I guess that maybe manufacturers should be more sensitive to this and we would end up with a lot less waste.
Kitty is now good to go, although that is our secret as she is now going to do the same shopping trip with her step mother, even she now sees the benefit of being able to tap two mugs!

Tuesday 9 March 2010

It is all over now

That was it the last of my classes, my bank balance has heaved a sigh of relief as to get to the class I HAD to walk past COS on Long Acre, the best branch of this shop outside Berlin. The staff are lovely, very helpful, the space is generous and always laid out well with a better range of stock. All much to the detriment of my wallet.
I kept thinking "well it is only this month, just one more..." I am now counting the cost as it has come on top of Kitty's wardrobe revamp and Daisy's continual hand out. Next month, I keep saying that though and somehow it never happens. Plus I have a holiday to pay for, oh once again I feel a financial meltdown coming on...with no one to blame but myself.

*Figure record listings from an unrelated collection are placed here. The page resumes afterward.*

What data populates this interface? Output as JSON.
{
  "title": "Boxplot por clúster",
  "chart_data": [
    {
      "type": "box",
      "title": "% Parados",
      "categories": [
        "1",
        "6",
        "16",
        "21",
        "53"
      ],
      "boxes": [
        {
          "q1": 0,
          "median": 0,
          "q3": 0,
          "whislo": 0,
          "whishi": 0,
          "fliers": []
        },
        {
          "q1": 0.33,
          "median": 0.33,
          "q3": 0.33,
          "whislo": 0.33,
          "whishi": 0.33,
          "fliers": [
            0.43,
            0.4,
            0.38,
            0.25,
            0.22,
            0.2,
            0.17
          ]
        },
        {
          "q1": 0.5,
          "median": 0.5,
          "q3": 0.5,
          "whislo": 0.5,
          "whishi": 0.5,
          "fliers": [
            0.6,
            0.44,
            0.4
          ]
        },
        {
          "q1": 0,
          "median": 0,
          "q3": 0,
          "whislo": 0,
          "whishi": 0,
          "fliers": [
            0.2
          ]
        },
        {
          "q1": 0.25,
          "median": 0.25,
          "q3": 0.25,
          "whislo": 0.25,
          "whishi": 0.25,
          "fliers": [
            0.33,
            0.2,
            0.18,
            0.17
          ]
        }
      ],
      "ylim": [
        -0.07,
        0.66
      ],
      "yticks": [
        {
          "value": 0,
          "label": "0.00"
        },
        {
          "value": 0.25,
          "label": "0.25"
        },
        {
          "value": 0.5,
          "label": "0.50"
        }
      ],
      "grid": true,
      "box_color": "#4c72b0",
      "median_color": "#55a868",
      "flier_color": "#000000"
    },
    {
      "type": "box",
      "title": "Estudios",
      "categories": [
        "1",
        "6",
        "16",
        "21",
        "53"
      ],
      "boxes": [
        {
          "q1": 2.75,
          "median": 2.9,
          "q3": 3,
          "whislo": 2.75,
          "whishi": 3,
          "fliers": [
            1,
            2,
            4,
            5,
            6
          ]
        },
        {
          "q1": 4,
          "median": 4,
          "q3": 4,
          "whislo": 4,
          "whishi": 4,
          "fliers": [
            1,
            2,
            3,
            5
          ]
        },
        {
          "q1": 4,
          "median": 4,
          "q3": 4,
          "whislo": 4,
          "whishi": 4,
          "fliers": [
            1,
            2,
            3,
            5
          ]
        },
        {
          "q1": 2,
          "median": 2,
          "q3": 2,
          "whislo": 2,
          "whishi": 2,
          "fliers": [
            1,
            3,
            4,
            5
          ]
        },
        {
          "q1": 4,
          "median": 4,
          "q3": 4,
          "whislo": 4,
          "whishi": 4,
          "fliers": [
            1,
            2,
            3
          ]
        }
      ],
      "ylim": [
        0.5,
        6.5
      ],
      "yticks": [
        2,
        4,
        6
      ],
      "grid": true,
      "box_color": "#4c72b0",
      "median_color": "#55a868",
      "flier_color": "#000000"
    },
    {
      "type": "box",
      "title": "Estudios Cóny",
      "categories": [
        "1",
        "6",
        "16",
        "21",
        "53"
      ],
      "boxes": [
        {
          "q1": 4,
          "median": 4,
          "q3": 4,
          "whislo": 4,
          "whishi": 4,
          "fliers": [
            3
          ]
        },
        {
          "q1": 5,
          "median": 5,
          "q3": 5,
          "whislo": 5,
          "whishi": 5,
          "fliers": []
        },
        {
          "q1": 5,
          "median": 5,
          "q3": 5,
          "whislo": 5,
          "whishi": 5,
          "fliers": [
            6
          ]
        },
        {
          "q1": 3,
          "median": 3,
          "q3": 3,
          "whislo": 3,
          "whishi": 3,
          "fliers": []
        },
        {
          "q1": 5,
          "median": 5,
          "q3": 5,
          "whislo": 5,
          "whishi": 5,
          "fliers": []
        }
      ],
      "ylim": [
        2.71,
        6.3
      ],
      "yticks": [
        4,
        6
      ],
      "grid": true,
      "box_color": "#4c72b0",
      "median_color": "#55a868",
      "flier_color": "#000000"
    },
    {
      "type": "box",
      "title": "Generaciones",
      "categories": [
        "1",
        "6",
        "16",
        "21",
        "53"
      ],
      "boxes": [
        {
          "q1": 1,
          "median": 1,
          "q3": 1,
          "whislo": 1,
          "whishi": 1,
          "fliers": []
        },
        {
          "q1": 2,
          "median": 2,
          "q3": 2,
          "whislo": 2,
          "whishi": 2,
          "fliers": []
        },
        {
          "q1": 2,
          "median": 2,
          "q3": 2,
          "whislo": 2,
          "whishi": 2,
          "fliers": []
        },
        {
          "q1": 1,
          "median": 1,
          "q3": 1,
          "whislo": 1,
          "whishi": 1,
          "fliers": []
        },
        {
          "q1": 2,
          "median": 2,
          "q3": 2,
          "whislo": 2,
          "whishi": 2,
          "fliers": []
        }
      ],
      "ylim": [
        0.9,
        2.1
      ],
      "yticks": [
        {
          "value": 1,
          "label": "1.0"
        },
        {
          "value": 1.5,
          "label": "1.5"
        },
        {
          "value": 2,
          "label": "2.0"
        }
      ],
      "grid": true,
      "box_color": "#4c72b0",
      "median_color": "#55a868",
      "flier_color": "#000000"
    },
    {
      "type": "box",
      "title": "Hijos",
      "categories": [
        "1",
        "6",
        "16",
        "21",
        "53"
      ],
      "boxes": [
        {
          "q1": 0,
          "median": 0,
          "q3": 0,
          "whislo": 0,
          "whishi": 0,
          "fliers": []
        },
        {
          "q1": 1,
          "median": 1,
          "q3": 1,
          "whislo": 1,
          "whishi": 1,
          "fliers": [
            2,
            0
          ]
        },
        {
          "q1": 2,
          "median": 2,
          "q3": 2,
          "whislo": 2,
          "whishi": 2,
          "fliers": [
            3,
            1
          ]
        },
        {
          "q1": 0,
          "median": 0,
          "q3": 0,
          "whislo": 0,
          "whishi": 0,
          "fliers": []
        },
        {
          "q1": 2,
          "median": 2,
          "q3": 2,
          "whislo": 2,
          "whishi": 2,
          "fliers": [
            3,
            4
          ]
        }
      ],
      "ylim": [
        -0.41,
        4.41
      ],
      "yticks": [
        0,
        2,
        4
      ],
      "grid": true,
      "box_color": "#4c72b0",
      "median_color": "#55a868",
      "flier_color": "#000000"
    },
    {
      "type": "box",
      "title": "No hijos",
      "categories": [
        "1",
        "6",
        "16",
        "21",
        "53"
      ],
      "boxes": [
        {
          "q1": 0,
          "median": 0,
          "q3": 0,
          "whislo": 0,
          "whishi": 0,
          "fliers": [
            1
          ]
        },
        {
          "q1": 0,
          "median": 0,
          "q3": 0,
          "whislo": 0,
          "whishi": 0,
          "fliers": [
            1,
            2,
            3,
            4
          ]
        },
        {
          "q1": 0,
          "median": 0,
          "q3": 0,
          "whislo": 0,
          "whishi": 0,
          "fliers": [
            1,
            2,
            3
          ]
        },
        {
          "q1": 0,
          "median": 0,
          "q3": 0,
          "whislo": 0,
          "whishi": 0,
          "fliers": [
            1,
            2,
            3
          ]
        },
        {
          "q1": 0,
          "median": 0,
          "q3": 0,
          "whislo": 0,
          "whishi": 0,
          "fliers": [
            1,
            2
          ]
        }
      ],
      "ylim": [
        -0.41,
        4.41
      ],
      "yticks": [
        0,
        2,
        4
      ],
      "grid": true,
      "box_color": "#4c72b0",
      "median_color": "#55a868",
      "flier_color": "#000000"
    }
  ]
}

So this was the penultimate painting, we had a new teacher whose voice and body language I loathed, she had an almost chimp like way of baring her teeth when she smiled, except it was not a smile but a point made sugar coated in arsenic.
Despite this I learnt a lot from her, I was able to take away and use small nuggets she had suggested and move my work forward. That said I did not enjoy this painting, It is my cup and saucer but I made a fundamental error by placing it on synthetically dyed tissue paper that I could not hope to replicate using pigment oils, still I tried and managed to resolve some of the issues and again experimented with applying paint only with a palette knife which produced another unctuous painting that will take months to dry.


Last night I painted this catastrophe. The tutor kept banging on about getting rid of the white so I created a green wash of colour. Sick of still life I decided to try painting from a photograph. Not a good idea because it was too small.
The first attempt at painting went horribly wrong, so I wiped it all off and started again. This time I used the long floppy brush that a lot of Japanese painters used. I was so irritated that I also dribbled paint and wiped paint with paper towels, all things I hate in the work of others. Strangely the painting became quite cathartic and I wished I could go back and keep trying different techniques like this. Trust me the full extent of this monstrosity is not apparent in the photograph!
I will try to find a class for next year far far away from Covent Garden. I have grown immensely as a painter and really want to keep going, but it is a real effort when the girls want me home. When I told them it was my last class they cheered!

Monday 8 March 2010

Carla Sozzani, my new style icon


This image below appeared in yesterdays edition of Stella magazine. It struck a chord as I love that silhouette, and even more the necklace she is wearing, even more she is wearing flat shoes. I have noticed Ms Sozzani before in the images of the Sartorialist and liked her style, but the article which I can't find online really sold her to me.

"she wears flat shes 99% of the time"

"now I am older I only wear what I feel comfortable in"

Two perfect mantras for me. She looks to me the perfect gallerina and I envy just a little that she runs one, but I figure I had my chance.



I may have to have a Carla Sozzani week and wear this silhouette everyday, I have enough black trust me.

After 'Googling' her I began to notice the necklaces more and more, they are a beautiful statement




I also love the way she smiles for the camera, none of that moody crap here!

Images from here and here and here

Sunday 7 March 2010

Victor Schrager



I know I have featured this work before but I like the juxtaposition of his images with the paintings before.